Do You Need A Last Will And Testament?

If you don't have a last will and testament, your property and assets will be disposed of as the court sees fit.

A shocking number of people in this country have not prepared a last will and testament. That means if they die without one, the court, and not their family, will decide how to manage their assets and creditors. Wills have been used for hundreds of years in the Western legal system; those of famous folk like William Shakespeare have been widely published because of their glimpses into a celebrity's life and times.

If you have not yet prepared a final will in consultation with an attorney, now is the time to give it some thought. Sit down with your closest family members and discuss the disposition of your final affairs.
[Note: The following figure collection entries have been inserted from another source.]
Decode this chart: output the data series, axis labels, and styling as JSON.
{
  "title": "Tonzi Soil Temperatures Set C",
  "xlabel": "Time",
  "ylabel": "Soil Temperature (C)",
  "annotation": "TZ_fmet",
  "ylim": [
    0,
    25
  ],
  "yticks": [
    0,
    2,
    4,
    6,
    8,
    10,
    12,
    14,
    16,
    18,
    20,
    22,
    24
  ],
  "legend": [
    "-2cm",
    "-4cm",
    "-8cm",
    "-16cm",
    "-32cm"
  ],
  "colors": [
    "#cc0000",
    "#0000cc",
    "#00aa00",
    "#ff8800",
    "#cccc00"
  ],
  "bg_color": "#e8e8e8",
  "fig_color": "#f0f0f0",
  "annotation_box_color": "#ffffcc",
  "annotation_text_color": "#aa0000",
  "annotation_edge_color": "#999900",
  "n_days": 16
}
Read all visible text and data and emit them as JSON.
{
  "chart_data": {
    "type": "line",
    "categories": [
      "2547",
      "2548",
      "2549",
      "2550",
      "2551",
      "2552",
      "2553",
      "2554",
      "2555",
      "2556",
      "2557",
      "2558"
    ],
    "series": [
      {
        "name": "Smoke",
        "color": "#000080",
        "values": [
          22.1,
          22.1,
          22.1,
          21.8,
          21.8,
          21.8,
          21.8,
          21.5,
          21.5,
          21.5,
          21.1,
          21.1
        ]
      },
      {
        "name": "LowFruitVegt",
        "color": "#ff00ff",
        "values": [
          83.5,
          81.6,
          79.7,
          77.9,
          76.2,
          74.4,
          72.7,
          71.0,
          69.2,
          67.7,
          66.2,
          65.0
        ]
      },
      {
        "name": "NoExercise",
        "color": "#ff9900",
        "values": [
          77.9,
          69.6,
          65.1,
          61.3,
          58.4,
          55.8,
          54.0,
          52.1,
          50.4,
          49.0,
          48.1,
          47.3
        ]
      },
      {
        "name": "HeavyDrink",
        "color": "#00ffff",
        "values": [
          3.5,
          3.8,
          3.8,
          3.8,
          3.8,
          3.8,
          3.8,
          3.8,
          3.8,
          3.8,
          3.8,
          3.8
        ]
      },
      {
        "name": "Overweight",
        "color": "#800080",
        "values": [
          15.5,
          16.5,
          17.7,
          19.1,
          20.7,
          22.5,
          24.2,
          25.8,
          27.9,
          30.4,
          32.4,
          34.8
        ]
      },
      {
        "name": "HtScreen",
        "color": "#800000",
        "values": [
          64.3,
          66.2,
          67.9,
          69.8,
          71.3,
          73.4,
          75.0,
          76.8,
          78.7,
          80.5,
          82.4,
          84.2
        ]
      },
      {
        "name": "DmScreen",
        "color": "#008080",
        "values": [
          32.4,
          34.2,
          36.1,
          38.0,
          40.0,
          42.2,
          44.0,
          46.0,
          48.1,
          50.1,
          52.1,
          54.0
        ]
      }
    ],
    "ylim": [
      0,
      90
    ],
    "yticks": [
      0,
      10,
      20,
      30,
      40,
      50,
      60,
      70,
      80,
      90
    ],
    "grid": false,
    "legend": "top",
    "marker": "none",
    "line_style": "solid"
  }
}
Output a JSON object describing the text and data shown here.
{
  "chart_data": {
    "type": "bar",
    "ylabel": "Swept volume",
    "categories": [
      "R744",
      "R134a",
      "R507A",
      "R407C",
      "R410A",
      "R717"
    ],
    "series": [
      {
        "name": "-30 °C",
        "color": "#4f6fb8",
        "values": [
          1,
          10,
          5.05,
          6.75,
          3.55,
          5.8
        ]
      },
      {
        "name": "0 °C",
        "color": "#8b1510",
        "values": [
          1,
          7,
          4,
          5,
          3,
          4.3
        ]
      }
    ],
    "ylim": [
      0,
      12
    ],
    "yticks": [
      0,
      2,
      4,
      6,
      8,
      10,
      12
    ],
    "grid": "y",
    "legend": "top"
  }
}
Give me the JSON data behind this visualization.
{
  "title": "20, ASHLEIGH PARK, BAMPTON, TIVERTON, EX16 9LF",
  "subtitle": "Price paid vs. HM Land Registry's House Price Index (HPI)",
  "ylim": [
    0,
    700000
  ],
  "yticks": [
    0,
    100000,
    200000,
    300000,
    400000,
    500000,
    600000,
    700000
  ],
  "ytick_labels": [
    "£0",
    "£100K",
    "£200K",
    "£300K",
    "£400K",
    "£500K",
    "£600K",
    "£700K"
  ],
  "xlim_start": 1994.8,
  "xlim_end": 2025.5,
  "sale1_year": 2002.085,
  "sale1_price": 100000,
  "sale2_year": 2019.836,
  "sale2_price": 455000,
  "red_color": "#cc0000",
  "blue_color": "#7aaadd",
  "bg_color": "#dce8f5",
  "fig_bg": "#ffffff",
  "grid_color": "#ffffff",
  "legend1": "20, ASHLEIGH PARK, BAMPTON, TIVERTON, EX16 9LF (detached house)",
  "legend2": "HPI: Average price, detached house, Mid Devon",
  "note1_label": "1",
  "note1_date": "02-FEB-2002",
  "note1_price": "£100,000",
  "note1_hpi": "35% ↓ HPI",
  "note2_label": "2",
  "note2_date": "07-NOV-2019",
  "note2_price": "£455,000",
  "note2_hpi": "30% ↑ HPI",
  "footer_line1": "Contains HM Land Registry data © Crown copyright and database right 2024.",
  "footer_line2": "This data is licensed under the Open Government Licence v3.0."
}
1. Find an attorney who specializes in estate administration or simple personal wills. Discuss various types of wills to explore the ramifications of each. For example, some wills indicate that the children of a deceased person equally share proceeds from the estate. Depending on state law, the spouse may be automatically entitled to a certain percentage of the estate, or holdings, at the time of death. Discuss your state's estate and tax laws to learn more about your financial and legal obligations.

2. You will need to name an executor or administrator of your estate. Typically this is the surviving spouse or one of the children. It can be a close friend or other family member, however. This person should agree to act in this role and understand the terms of your will. The executor usually receives a small percentage from the estate in return for this service. At the time a will is made, it will have to be signed by two witnesses, who also will then understand the terms of your estate. Give a copy of your will to the named executor and keep a copy for yourself in a safe deposit box or bank vault.

3. The will lists family members who are entitled to inherit anything from you as well as your assets (actual or expected) to be disposed of. Your funeral arrangements will be spelled out, and all wills indicate that creditors should be paid from the proceeds of the estate before any residual monies are given as bequests.

4. Become familiar with legal terms and current laws. Your attorney can explain these to you, but don't hesitate to ask questions if you are unsure about something. It's better to find out before signing your will than learning about something later that will require a change in the documentation. Pick up a book on legalese language or browse the Internet to learn more about these terms.

5. A will may not be able to spell out everything precisely. Usually it does, but sometimes situations change to invalidate part of the will at the time it is filed with the court. Understand that some things may change over the course of your lifetime. That is why it is so important to choose an executor that you trust to make decisions in your place. As best you can, spell out the terms under which you want to make distributions and bequests so there will be no conflicts over remaining assets.

A last will and testament outlines a person's final disposition of the residual estate at the time of death. Lacking a will, attorneys and courts can only guess at what might be a person's wishes. You can make a will from a simple form that can be purchased at office supply stores or downloaded from the Internet. It may be a good idea to consult your attorney first.